The business structure you choose impacts your day-to-day business operations, taxation, personal liability protection, and everything in between. Therefore, you should choose an entity type that offers the best of legal protections and tax benefits.
Though the ideal course of action is to pick the right business structure at the onset of your business, that’s not always the case. When you set up a business, you create a plan to build, nurture, and grow it. You set your own set of business goals in terms of growth, scalability, and infrastructure, but it’s often hard to anticipate how things will actually turn out in the coming years.
As your business grows, your initial business structure might not be the best for your operational, taxation, or profit-sharing needs, and you may consider changing your business structure.
But the question is why should you change your business structure? Picking a legal structure for your business is a difficult decision, but what’s more difficult is to decide to change your current structure. However, there are a few possible reasons that may compel you to change your business structure.
Did you choose a simple legal structure for your startup? It is common for startup owners to choose a sole proprietorship or partnership as their business structure as these simple business structures are sufficient to meet their startup needs.
What does that mean?
Though they are easier to form and manage, they have their own limitations.
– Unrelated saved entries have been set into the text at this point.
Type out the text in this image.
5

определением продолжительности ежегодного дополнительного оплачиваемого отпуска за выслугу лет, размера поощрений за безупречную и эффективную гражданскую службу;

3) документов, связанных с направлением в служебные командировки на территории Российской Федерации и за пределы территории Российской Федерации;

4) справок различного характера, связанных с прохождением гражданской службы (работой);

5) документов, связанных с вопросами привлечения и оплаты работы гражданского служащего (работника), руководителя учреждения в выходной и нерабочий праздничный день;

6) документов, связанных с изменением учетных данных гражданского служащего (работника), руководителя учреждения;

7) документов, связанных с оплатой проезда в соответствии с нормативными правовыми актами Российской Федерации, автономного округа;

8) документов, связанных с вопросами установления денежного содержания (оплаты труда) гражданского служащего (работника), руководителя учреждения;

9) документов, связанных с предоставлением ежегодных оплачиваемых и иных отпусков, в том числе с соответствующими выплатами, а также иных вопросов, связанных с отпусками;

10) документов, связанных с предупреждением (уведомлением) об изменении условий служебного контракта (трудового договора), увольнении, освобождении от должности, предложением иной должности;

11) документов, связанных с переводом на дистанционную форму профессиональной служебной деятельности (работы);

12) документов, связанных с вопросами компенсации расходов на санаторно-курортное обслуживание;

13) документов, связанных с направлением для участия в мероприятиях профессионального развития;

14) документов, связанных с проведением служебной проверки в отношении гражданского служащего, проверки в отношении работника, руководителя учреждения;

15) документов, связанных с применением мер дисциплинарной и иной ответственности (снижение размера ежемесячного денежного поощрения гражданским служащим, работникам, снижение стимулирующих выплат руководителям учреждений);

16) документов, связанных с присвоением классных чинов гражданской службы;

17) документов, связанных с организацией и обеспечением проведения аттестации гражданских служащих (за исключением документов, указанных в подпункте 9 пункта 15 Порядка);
Sole proprietorships and partnerships are ideal for one or two company owners without employees, but they don’t protect owners from personal liabilities. As your business grows, you may need to change your business structure to a more complex one such as an LLC or a corporation for this reason.
Personal Asset Protection
Many business owners change their business structure to protect their personal assets. This is because when your business grows, you hire more employees, build more infrastructure, and manufacture more products. All of this causes your liabilities to increase. As the aim of running any business is to earn money and build your personal wealth, you need to protect your personal assets from business liabilities.
To minimize personal liability, you can consider restructuring your business as an LLC or a corporation. However, some business owners buy business insurance to mitigate risks and cover any business losses. If buying business insurance can help protect your personal assets, you may not have to restructure your business.
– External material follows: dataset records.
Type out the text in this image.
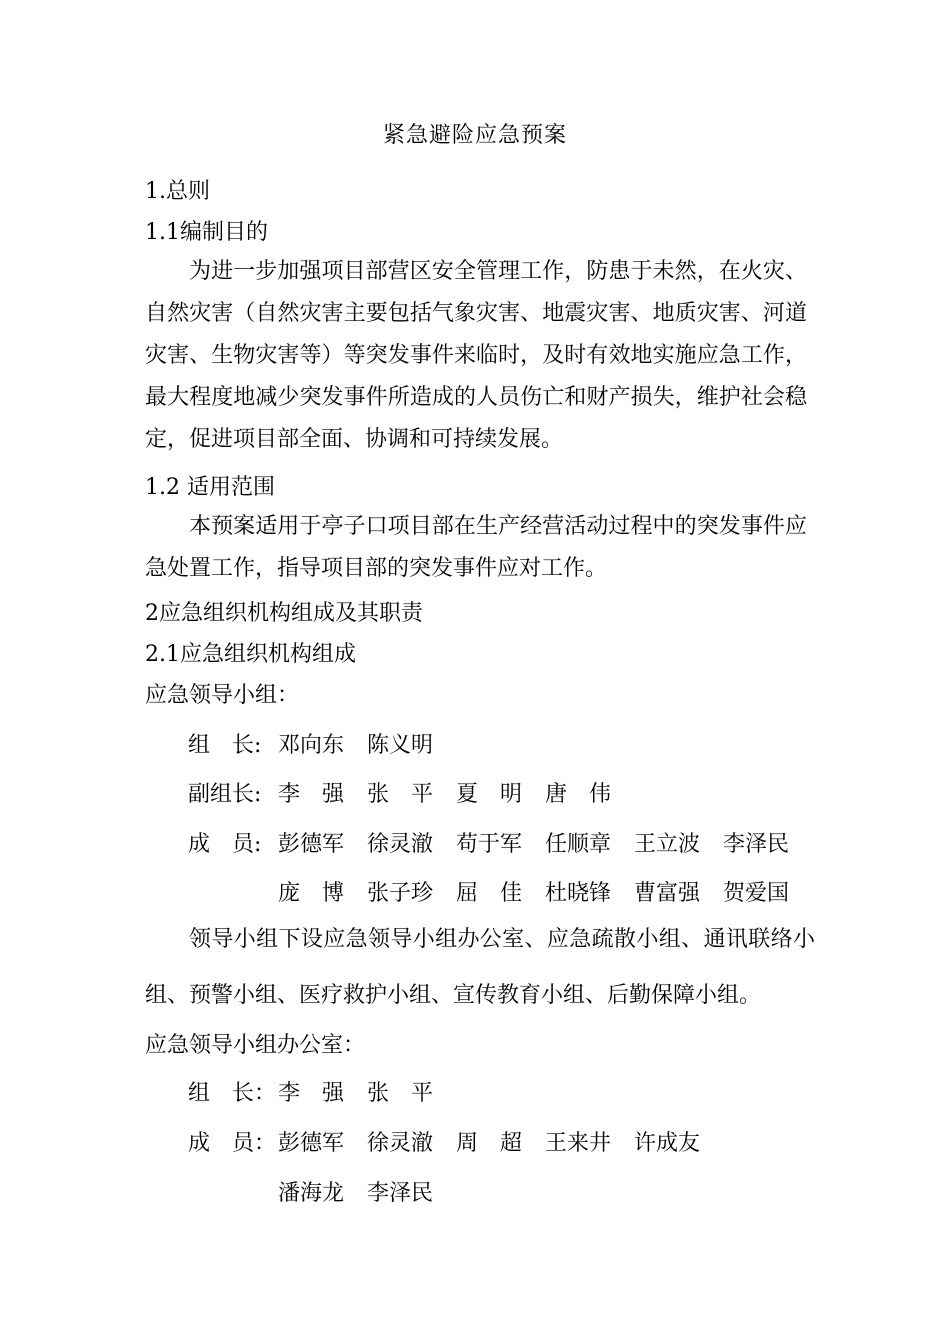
紧急避险应急预案
1.总则
1.1编制目的
为进一步加强项目部营区安全管理工作，防患于未然，在火灾、自然灾害（自然灾害主要包括气象灾害、地震灾害、地质灾害、河道灾害、生物灾害等）等突发事件来临时，及时有效地实施应急工作，最大程度地减少突发事件所造成的人员伤亡和财产损失，维护社会稳定，促进项目部全面、协调和可持续发展。
1.2 适用范围
本预案适用于亭子口项目部在生产经营活动过程中的突发事件应急处置工作，指导项目部的突发事件应对工作。
2应急组织机构组成及其职责
2.1应急组织机构组成
应急领导小组：
组　长: 邓向东	陈义明
副组长: 李　强	张　平	夏　明	唐　伟
成　员: 彭德军	徐灵澈	苟于军	任顺章	王立波	李泽民
庞　博	张子珍	屈　佳	杜晓锋	曹富强	贺爱国
领导小组下设应急领导小组办公室、应急疏散小组、通讯联络小组、预警小组、医疗救护小组、宣传教育小组、后勤保障小组。
应急领导小组办公室：
组　长： 李　强	张　平
成　员： 彭德军	徐灵澈	周　超	王来井	许成友
潘海龙	李泽民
Another major reason why you may want to change your business structure is to save money on taxes.
Have the taxation needs of your business evolved because of increased profits, an expanded workforce, or greater operational expenses? If so, you might need to change your business structure from a sole proprietorship or a partnership to an LLC or a corporation as these business structures offer more tax flexibility and advantages than the former, simpler business structures.
As a corporation, you can deduct overhead expenses such as office rent from your tax liability. However, you will need to pay taxes as a company and as an individual on your share of the company profits. Forming an LLC can save you from double taxation as this business structure offers pass-through taxation, which means that you need to report your share of the LLC earnings on your personal tax return.
Whether the reason is company growth, personal asset protection, or tax flexibility, it is a good idea to change your business structure to the most appropriate one. How should you decide on the new business structure? Let’s find out.
Things to Consider When Changing Your Business Structure
Before you restructure your business, you need to wait for any of the reasons that we’ve discussed to pop up. When that happens, you should plan ahead and make the required structural changes to grow your business.
However, you should consider the points mentioned below to decide on your new business structure.
Do you need better personal liability protection? Which business structure can best protect your personal assets? If these are your concerns, you’ll probably need to choose between a limited liability company and a corporation to minimize personal liability.
Before you change your business structure, you should ask yourself:
- How much profit is your company generating?
- What are your overhead expenses?
- Can forming a corporation help reduce your tax liability?
- Will you spend more on double taxation than what you’re paying now in taxes?
- Is forming an LLC a better option?
These points will help you choose the right structure for your business that offers maximum tax benefits.
Restructuring your business requires that you file documentation with the state. Whether you’re changing your business structure to an LLC or a corporation, you need to file Articles of Organization or Articles of Incorporation with the Secretary of the State’s office.
To make it easier for you, you can take advantage of the business formation packages by GovDocFiling to fulfill the legal requirements. They not only offer expedited application processing, but also cost less than hiring a tax accountant or a lawyer.
However, registering your new business structure with the state isn’t enough.
You also need to:
- Register with the IRS for an updated Employer Identification Number (EIN)/Tax ID.
- Update your business bank account records to reflect your new business structure.
- Update your new structure in your business insurance records.
- Create or update operating and partnership agreements.
- Complete all of the paperwork related to tax and legal requirements.
- Contact your suppliers and vendors and update the contracts and agreements to reflect the new structure.
You may also consider hiring an accountant for your business to manage ongoing paperwork.
You should also consider the state and federal filing fees involved in restructuring your business.
In fact, you should also consider the cost of:
- Creating new agreements and contracts that are necessary to protect you from any legal hassles later.
- Taxation costs.
- Ongoing reporting and record-keeping costs.
Are You Ready to Switch to a New Business Structure?
In this article, we’ve discussed the reasons that may cause you to change your business structure, and we’ve also talked about the factors you should consider while changing it. Now it’s your turn to examine the structural needs of your business and analyze whether or not your current structure meets them. If not, it may be time to restructure your business and take advantage of the opportunities another legal entity type offers.